Central to the mortgage bailout plan is the refinance of adjustable rate mortgages to fixed rate mortgages. There is even a plan to nearly double the “conforming” loan limit to help jumbo mortgages refinance. But before you jump in, make sure you are not making the California Refinance mistake. California homeowners have been making the “refinance mistake” as long as the bubble has been going on. The big mistake homeowners make is turning a ”non-recourse” second loan into a “recourse” loan by refinancing it. A non-recourse loan is a loan that the bank can only look to their secured interest. In other words, they can only foreclose, they cannot get a deficiency judgment and chase you into bankruptcy collecting it. THIS IS HUGE! You can walk away from a non-recourse loan. So how is a second mortgage a non-recourse loan? Simple, it was “purchase money” for your home. A purchase money loan is one where the money went from the lender, to escrow, and then to the seller or to pay purchase closing costs. In California, purchase money loans made on your home (note: not second home or investment properties) are non-recourse. It’s simple as that.

The mistake comes when you refinance your second purchase money mortgage. Because it is no longer a “purchase money” loan a refinance transforms it into a “recourse” loan.

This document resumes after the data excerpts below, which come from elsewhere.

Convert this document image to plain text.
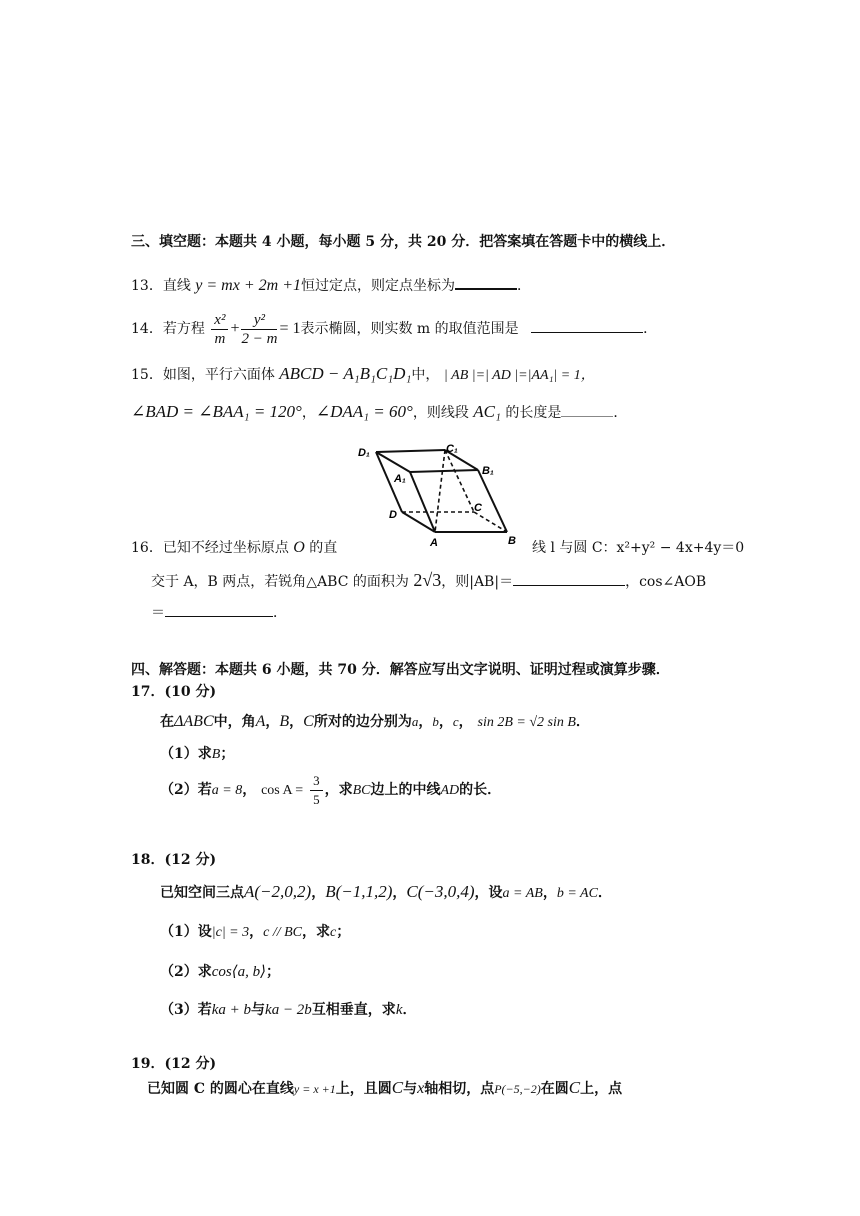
三、填空题：本题共 4 小题，每小题 5 分，共 20 分．把答案填在答题卡中的横线上．
13．直线 y = mx + 2m +1恒过定点，则定点坐标为	．
14．若方程 $\frac{\text{x²}}{m} + \frac{\text{y²}}{2 - m} = 1$表示椭圆，则实数 m 的取值范围是	．
15．如图，平行六面体 ABCD − A₁B₁C₁D₁中， | AB |=| AD |=|AA₁| = 1，
∠BAD = ∠BAA₁ = 120°，∠DAA₁ = 60°，则线段 AC₁ 的长度是	．
D₁	C₁
B₁
A₁
D
C
A	B
16．已知不经过坐标原点 O 的直	线 l 与圆 C：x²+y² − 4x+4y＝0
交于 A，B 两点，若锐角△ABC 的面积为 2√3，则|AB|＝	，cos∠AOB
＝	．
四、解答题：本题共 6 小题，共 70 分．解答应写出文字说明、证明过程或演算步骤．
17．(10 分)
在ΔABC中，角A，B，C所对的边分别为a，b，c， sin 2B = √2 sin B．
（1）求B；
（2）若a = 8， $\cos A = \frac{3}{5}$ ，求BC边上的中线AD的长．
18．(12 分)
已知空间三点A(−2,0,2)，B(−1,1,2)，C(−3,0,4)，设a = AB，b = AC．
（1）设|c| = 3，c // BC，求c；
（2）求cos⟨a, b⟩；
（3）若ka + b与ka − 2b互相垂直，求k．
19．(12 分)
已知圆 C 的圆心在直线y = x +1上，且圆C与x轴相切，点P(−5,−2)在圆C上，点
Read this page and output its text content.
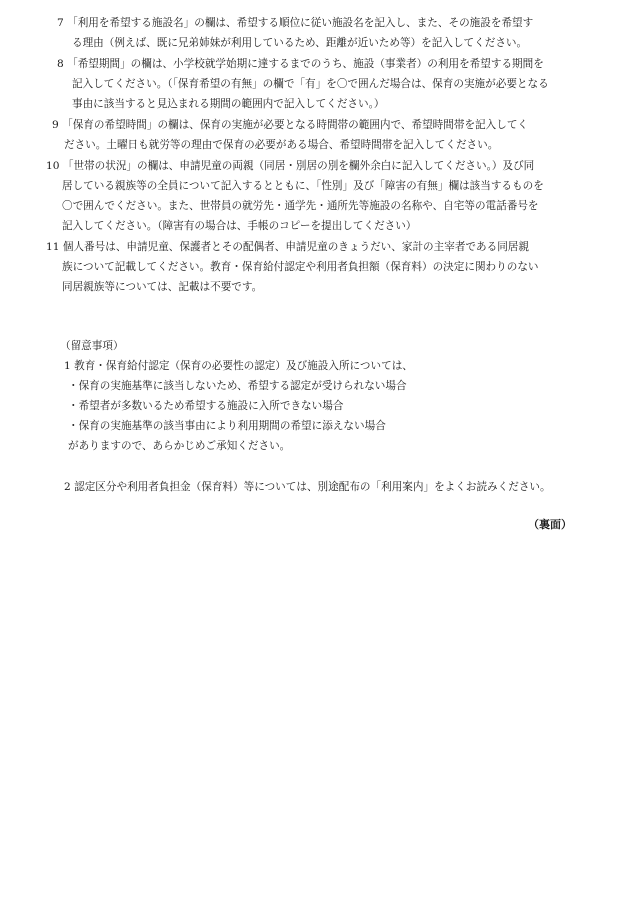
7 「利用を希望する施設名」の欄は、希望する順位に従い施設名を記入し、また、その施設を希望す
る理由（例えば、既に兄弟姉妹が利用しているため、距離が近いため等）を記入してください。
8 「希望期間」の欄は、小学校就学始期に達するまでのうち、施設（事業者）の利用を希望する期間を
記入してください。（「保育希望の有無」の欄で「有」を〇で囲んだ場合は、保育の実施が必要となる
事由に該当すると見込まれる期間の範囲内で記入してください。）
9 「保育の希望時間」の欄は、保育の実施が必要となる時間帯の範囲内で、希望時間帯を記入してく
ださい。土曜日も就労等の理由で保育の必要がある場合、希望時間帯を記入してください。
10 「世帯の状況」の欄は、申請児童の両親（同居・別居の別を欄外余白に記入してください。）及び同
居している親族等の全員について記入するとともに、「性別」及び「障害の有無」欄は該当するものを
〇で囲んでください。また、世帯員の就労先・通学先・通所先等施設の名称や、自宅等の電話番号を
記入してください。（障害有の場合は、手帳のコピーを提出してください）
11 個人番号は、申請児童、保護者とその配偶者、申請児童のきょうだい、家計の主宰者である同居親
族について記載してください。教育・保育給付認定や利用者負担額（保育料）の決定に関わりのない
同居親族等については、記載は不要です。
（留意事項）
1 教育・保育給付認定（保育の必要性の認定）及び施設入所については、
・保育の実施基準に該当しないため、希望する認定が受けられない場合
・希望者が多数いるため希望する施設に入所できない場合
・保育の実施基準の該当事由により利用期間の希望に添えない場合
がありますので、あらかじめご承知ください。
2 認定区分や利用者負担金（保育料）等については、別途配布の「利用案内」をよくお読みください。
（裏面）
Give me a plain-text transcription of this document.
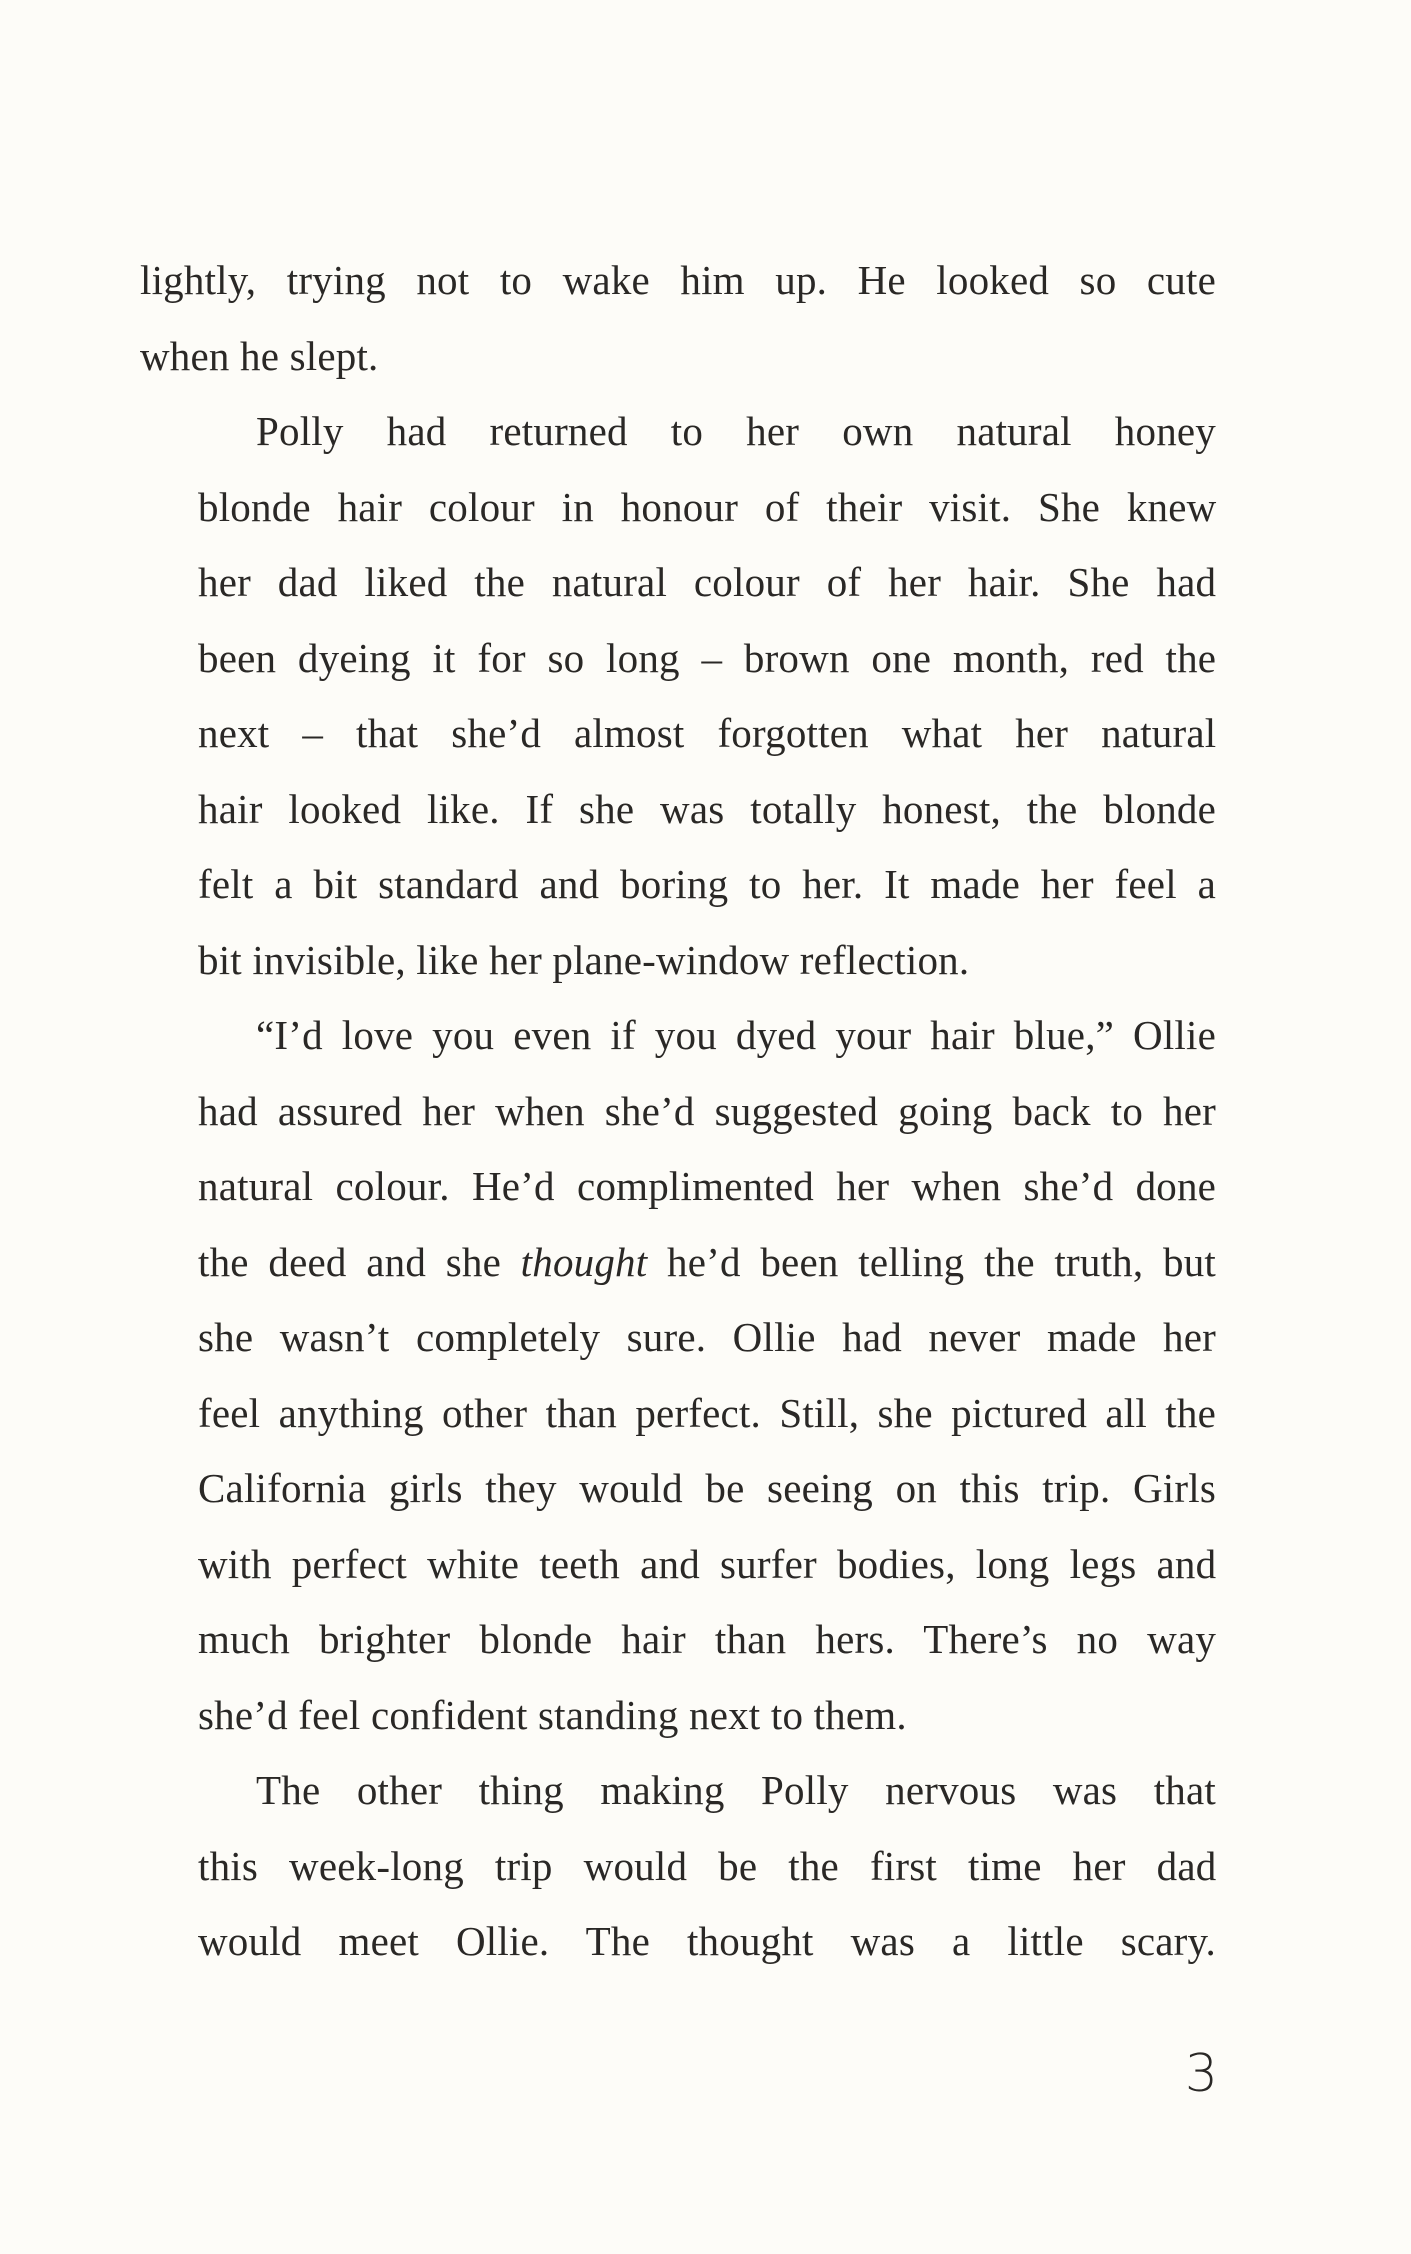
lightly, trying not to wake him up. He looked so cute
when he slept.
Polly had returned to her own natural honey
blonde hair colour in honour of their visit. She knew
her dad liked the natural colour of her hair. She had
been dyeing it for so long – brown one month, red the
next – that she’d almost forgotten what her natural
hair looked like. If she was totally honest, the blonde
felt a bit standard and boring to her. It made her feel a
bit invisible, like her plane-window reflection.
“I’d love you even if you dyed your hair blue,” Ollie
had assured her when she’d suggested going back to her
natural colour. He’d complimented her when she’d done
the deed and she thought he’d been telling the truth, but
she wasn’t completely sure. Ollie had never made her
feel anything other than perfect. Still, she pictured all the
California girls they would be seeing on this trip. Girls
with perfect white teeth and surfer bodies, long legs and
much brighter blonde hair than hers. There’s no way
she’d feel confident standing next to them.
The other thing making Polly nervous was that
this week-long trip would be the first time her dad
would meet Ollie. The thought was a little scary.
3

That means the lender will chase you into bankruptcy collecting it. Or worse, they will sell it to a debt scrounger, the worst form of debt collector. Your life will be hell if it falls into their hands. It used to be second mortgages were never purchase money. Enter the housing bubble and creative Wall Street financing. The result: the 80/20 loan. It was really a beautiful thing. Buy a house with no money down, get two loans, a cheap interest rate first covering 80% of your loan, and a high rate second mortgage covering the 20% you were supposed to put down to have some skin in the game. Wall Street sold the loans to different investors and bought insurance on the second to cover the higher risk of default. But there was an unintended consequence Wall Street seems to have

overlooked. The Purchase Money Rule made these loans “non-recourse.” This has come back to bite. It turns out ETRADE has a bunch of California Second Mortgages. Guess what? They are unsecured now because housing prices have fallen so much, and there is no recourse against the borrowers. They can just walk away-AND THEY ARE.

A couple of tips:

1. You can refinance your first mortgage or both mortgages into one mortgage and still be “non-recourse.” This is because the One Action Rule prevents lenders from looking beyond the mortgage in a non-judicial foreclosure. Second mortgages do not benefit from this rule because they have not had their “one action.”

2. If a seller took a second loan on your property, they cannot look beyond a foreclosure even on investment properties or second loans. This is the “Vendor Rule.”

3. Always keep economics in mind. It’s better to let your home go and walk away without liability to the bank then to try to save your home with a refinance and become personally liable.